What I mean is, perhaps it's true that HN's distribution is more skewed toward the side of people who need less sleep (and hence has more productive hours in the day) and are willing to sleep less in order to get things done. Maybe we don't really represent the general population.
Just a warning in case anyone takes our testimonials too seriously.
Some research shows that mood is impacted more drastically than function. Since burnout and perseverance are such key topics (and emotionally dependent ones), maybe heroic sleep deprivation is an under-recognized threat to entrepreneurial success.
Avoiding thinking about things when you go to bed is something I am struggling quite a bit with. I will sure try out to write down my thoughts.
Any other advice to avoid your mind thinking too much when it should be winding down?
Contrary to some advice, I fall asleep pretty well with the TV on or something. If there is nothing stimulating at all, I just toss and turn and think about what else I'd rather be doing. I need a "light distraction" to put myself on idle, or I will start to actively invent my own.
There have been numerous studies showing a correlation between a healthy diet and sleep requirements. People who eat healthy have more energy and feel less tired throughout the day. In the same regard people with an unhealthy diet tend to feel more tired and nap more often and for longer periods of time.
Eating foods with a low glycemic index throughout the day will keep you grounded, preventing sugar highs and lows, and overall make you feel less tired.
My personal opinion based on my lifestyle is that my nutrition decisions directly affect my sleep requirements. I think it is most important to begin the day with a healthy breakfast upon waking up. This meal should include plenty of fiber, protein, and omega-3 fats.

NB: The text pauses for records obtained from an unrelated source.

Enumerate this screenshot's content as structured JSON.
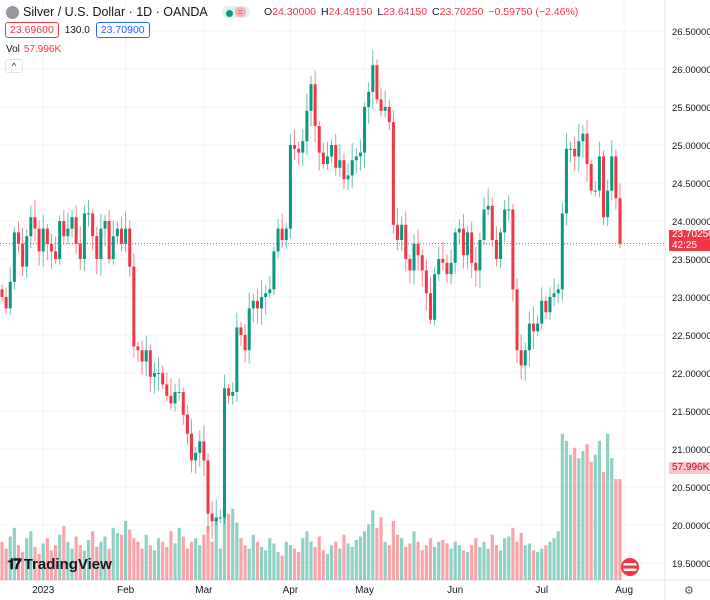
{
  "header": {
    "title": "Silver / U.S. Dollar · 1D · OANDA",
    "eq_label": "=",
    "ohlc": {
      "o_label": "O",
      "o": "24.30000",
      "h_label": "H",
      "h": "24.49150",
      "l_label": "L",
      "l": "23.64150",
      "c_label": "C",
      "c": "23.70250",
      "change": "−0.59750 (−2.46%)"
    },
    "sell_price": "23.69600",
    "spread": "130.0",
    "buy_price": "23.70900",
    "vol_label": "Vol",
    "vol_value": "57.996K",
    "collapse": "^"
  },
  "branding": {
    "logo_mark": "TV",
    "name": "TradingView"
  },
  "last_price_label": {
    "price": "23.70250",
    "countdown": "42:25"
  },
  "volume_label": "57.996K",
  "colors": {
    "up": "#089981",
    "down": "#f23645"
  },
  "chart_data": {
    "type": "candlestick",
    "ylim": [
      19.3,
      26.75
    ],
    "y_ticks": [
      "26.50000",
      "26.00000",
      "25.50000",
      "25.00000",
      "24.50000",
      "24.00000",
      "23.50000",
      "23.00000",
      "22.50000",
      "22.00000",
      "21.50000",
      "21.00000",
      "20.50000",
      "20.00000",
      "19.50000"
    ],
    "x_labels": [
      {
        "label": "2023",
        "bar": 10
      },
      {
        "label": "Feb",
        "bar": 30
      },
      {
        "label": "Mar",
        "bar": 49
      },
      {
        "label": "Apr",
        "bar": 70
      },
      {
        "label": "May",
        "bar": 88
      },
      {
        "label": "Jun",
        "bar": 110
      },
      {
        "label": "Jul",
        "bar": 131
      },
      {
        "label": "Aug",
        "bar": 151
      }
    ],
    "first_open": 23.1,
    "closes": [
      23.0,
      22.85,
      23.2,
      23.85,
      23.7,
      23.4,
      23.8,
      24.05,
      23.9,
      23.6,
      23.9,
      23.7,
      23.6,
      23.5,
      24.0,
      23.8,
      23.9,
      24.05,
      23.7,
      23.5,
      24.1,
      24.1,
      23.8,
      23.5,
      23.9,
      24.0,
      23.5,
      23.8,
      23.9,
      23.7,
      23.9,
      23.4,
      22.35,
      22.3,
      22.15,
      22.3,
      21.95,
      22.0,
      22.0,
      21.85,
      21.7,
      21.6,
      21.75,
      21.75,
      21.45,
      21.2,
      20.85,
      20.95,
      21.1,
      20.85,
      20.15,
      20.05,
      20.1,
      20.1,
      21.8,
      21.7,
      21.75,
      22.6,
      22.5,
      22.3,
      22.85,
      22.95,
      22.85,
      23.0,
      23.05,
      23.1,
      23.6,
      23.9,
      23.75,
      23.9,
      25.0,
      24.95,
      24.9,
      25.05,
      25.45,
      25.8,
      25.25,
      24.9,
      24.75,
      24.85,
      25.0,
      24.7,
      24.8,
      24.55,
      24.6,
      24.8,
      24.85,
      24.9,
      25.5,
      25.7,
      26.05,
      25.6,
      25.45,
      25.5,
      25.3,
      23.95,
      23.75,
      23.95,
      23.5,
      23.35,
      23.7,
      23.55,
      23.35,
      23.05,
      22.7,
      23.3,
      23.5,
      23.45,
      23.3,
      23.45,
      23.85,
      23.9,
      23.55,
      23.85,
      23.45,
      23.35,
      23.75,
      24.15,
      24.2,
      23.75,
      23.5,
      23.85,
      24.15,
      24.15,
      23.1,
      22.3,
      22.1,
      22.3,
      22.65,
      22.55,
      22.65,
      22.95,
      22.8,
      23.0,
      23.05,
      23.1,
      24.1,
      24.95,
      24.95,
      24.85,
      25.05,
      25.15,
      24.75,
      24.4,
      24.4,
      24.85,
      24.05,
      24.4,
      24.85,
      24.3,
      23.7025
    ],
    "last_bar": {
      "open": 24.3,
      "high": 24.4915,
      "low": 23.6415,
      "close": 23.7025
    },
    "volumes_k": [
      22,
      18,
      25,
      30,
      20,
      16,
      24,
      28,
      19,
      15,
      21,
      24,
      17,
      20,
      26,
      31,
      22,
      18,
      25,
      20,
      17,
      23,
      28,
      19,
      22,
      25,
      18,
      30,
      27,
      26,
      34,
      29,
      24,
      22,
      18,
      26,
      20,
      17,
      24,
      22,
      19,
      28,
      21,
      30,
      25,
      18,
      22,
      24,
      20,
      26,
      31,
      22,
      35,
      18,
      40,
      38,
      41,
      33,
      24,
      20,
      18,
      26,
      22,
      19,
      17,
      24,
      21,
      16,
      14,
      22,
      20,
      18,
      16,
      24,
      28,
      22,
      19,
      25,
      17,
      15,
      20,
      22,
      18,
      26,
      21,
      19,
      23,
      25,
      28,
      32,
      40,
      30,
      36,
      22,
      20,
      34,
      26,
      24,
      19,
      21,
      28,
      22,
      17,
      20,
      24,
      19,
      22,
      23,
      21,
      18,
      22,
      20,
      17,
      16,
      20,
      24,
      19,
      22,
      18,
      26,
      20,
      17,
      24,
      25,
      30,
      22,
      27,
      20,
      21,
      17,
      16,
      18,
      20,
      22,
      24,
      28,
      84,
      80,
      72,
      76,
      70,
      74,
      78,
      68,
      72,
      80,
      62,
      84,
      70,
      58,
      57.996
    ]
  }
}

If you're still unconvinced: http://www.gwern.net/Melatonin.html
Ngoc Thai: The Man Who Doesn’t Sleep
Exceptional book that really transformed my college experience.
Seriously? I bought the guy's argument up until that point.
i guess atleast 8 hours sleep is needed as my doctor said me.
you can also watch this video to help you more
Everything is equally important for life to survive, breathing, drinking water, food, sleep, exercise. How does it matter if breathing is more important that exercise? It is common sense; you obviously breath more than you do exercise.